Every golfer knows the old adage, “Drive for show. Putt for dough.”
It’s been around for ages with good reason. It’s largely true. Nowhere more so than the PGA Tour, where everybody is a great ball-striker. The winner is always one of the week’s best putters. To make birdies, you have to make putts.
Casual golf fans have dwelled on how far Tiger Woods and Jack Nicklaus hit the ball. And they were both extremely long hitters in their eras. But serious golf fans know they were also the game’s best putters, especially with victory on the line.
As far as John Daly hit the ball when he gripped it and ripped it, he wouldn’t have two major championships without a deft touch around the greens.
Bottom line: to be a good golfer, a low-handicap golfer, you have to be skilled around the green.
Putting skills gets a lot of attention, and it should. That’s what really separates the winners from the losers on the PGA Tour.
But for those of us lucky to find time for a quick round on the weekend, the most overlooked aspect of the game may be chipping. Next to making birdie putts, saving par from off the green is the most important factor in scoring.
Most weekend players don’t spend enough time chipping, and it really costs them on the scorecard. Many single-digit handicappers hit half or fewer greens in regulation. But they often save par from bunkers or just off the green.
For those having trouble chipping, here are three basic tips to help you steal a few strokes you ordinarily throw away with a mediocre short game.
· Swing down on the ball. Hit through it and take a divot, just like on a full iron shot. Too many players with poor short games try to “help” their chips get airborne by scooping under the ball. Instead of helping the ball rise, that tactic leads to skulled shots that roll through the putting surface and chili dips that don’t reach the target. It’s easy physics. The loft of the club will propel the ball into the air. Don’t worry if you have a tight lie, still hit down on the ball and the club will do the work.

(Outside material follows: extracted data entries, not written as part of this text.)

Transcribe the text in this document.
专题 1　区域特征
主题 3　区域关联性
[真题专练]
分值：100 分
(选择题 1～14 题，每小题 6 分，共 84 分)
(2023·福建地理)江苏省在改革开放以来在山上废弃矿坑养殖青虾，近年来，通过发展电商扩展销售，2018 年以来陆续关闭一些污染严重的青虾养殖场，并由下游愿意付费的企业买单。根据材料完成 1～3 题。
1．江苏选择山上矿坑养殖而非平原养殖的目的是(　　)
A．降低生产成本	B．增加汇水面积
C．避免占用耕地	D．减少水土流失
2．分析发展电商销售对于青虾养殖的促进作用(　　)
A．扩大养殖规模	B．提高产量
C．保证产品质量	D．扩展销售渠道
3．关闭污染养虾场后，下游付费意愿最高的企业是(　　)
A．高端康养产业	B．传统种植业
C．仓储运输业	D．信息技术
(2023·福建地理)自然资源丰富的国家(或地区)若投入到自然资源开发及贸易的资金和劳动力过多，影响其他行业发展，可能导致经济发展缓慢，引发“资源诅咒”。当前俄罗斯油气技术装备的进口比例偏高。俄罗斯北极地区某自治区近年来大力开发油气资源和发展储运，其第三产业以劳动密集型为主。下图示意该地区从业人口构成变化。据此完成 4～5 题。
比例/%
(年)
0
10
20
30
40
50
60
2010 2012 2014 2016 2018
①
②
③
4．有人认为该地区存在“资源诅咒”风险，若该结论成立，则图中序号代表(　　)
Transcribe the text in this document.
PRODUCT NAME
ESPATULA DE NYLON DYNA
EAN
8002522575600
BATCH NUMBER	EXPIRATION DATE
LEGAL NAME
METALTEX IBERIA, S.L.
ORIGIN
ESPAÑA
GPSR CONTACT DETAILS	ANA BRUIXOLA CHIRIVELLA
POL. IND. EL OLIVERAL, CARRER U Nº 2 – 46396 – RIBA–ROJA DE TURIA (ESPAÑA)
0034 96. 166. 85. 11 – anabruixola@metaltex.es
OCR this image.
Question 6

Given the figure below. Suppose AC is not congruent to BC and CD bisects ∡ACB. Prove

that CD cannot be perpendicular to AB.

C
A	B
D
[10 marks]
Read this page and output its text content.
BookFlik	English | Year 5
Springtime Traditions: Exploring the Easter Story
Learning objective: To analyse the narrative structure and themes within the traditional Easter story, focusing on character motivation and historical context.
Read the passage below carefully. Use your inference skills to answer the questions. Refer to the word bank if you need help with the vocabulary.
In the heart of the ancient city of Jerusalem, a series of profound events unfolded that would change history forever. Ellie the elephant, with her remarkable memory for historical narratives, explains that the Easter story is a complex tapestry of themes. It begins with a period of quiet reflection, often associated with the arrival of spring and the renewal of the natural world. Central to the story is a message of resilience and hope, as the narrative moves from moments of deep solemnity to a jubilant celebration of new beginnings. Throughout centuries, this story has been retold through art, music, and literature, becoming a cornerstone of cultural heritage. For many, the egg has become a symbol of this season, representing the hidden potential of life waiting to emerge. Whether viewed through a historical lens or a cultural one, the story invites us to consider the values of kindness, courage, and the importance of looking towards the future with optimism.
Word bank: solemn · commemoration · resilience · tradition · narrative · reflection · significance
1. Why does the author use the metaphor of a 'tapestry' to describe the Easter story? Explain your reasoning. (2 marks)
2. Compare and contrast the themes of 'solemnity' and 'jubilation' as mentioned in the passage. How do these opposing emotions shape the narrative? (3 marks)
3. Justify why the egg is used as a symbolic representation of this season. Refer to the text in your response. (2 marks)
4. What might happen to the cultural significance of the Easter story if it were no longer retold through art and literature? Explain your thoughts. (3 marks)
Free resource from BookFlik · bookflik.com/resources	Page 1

· Accelerate through your swing. The club needs to be moving swiftly upon impact. Otherwise, you’ll hit behind the ball or skull the shot, making your playing partners dodge a hot grounder. Worse yet, you could hit the ball twice – once on impact and once while your club swings through the shot path. And that’s a penalty. Yes, you don’t want the ball to go far. But the way to reduce distance is to cut your backswing. Don’t take the club back as far as you would for a normal approach. Shorten your swing, don’t slow it down.
· Pick a target for landing the shot. Visualize the shot you want to hit and where it needs to land. Then aim there. Don’t just look at the pin and try to hit a shot that distance. It won’t work. You have to plan the exact shot, taking into account what the ball will do when it lands. If it’s a downhill chip, you don’t want your chip to carry as far as if the shot were fall or uphill. Your target and the shot you plan should take into account what side of the hole you want your ball to finish on. If you don’t hole the chip, you want to be as close as possible while leaving yourself a flat or uphill putt. The best result either goes in the hole or a few inches past the cup, giving it a chance to go in.
The best way to improve your scores usually isn’t by hitting dozens of drives on the practice range. More often, it’s by practicing the type of chip shots that save strokes on several occasions each round.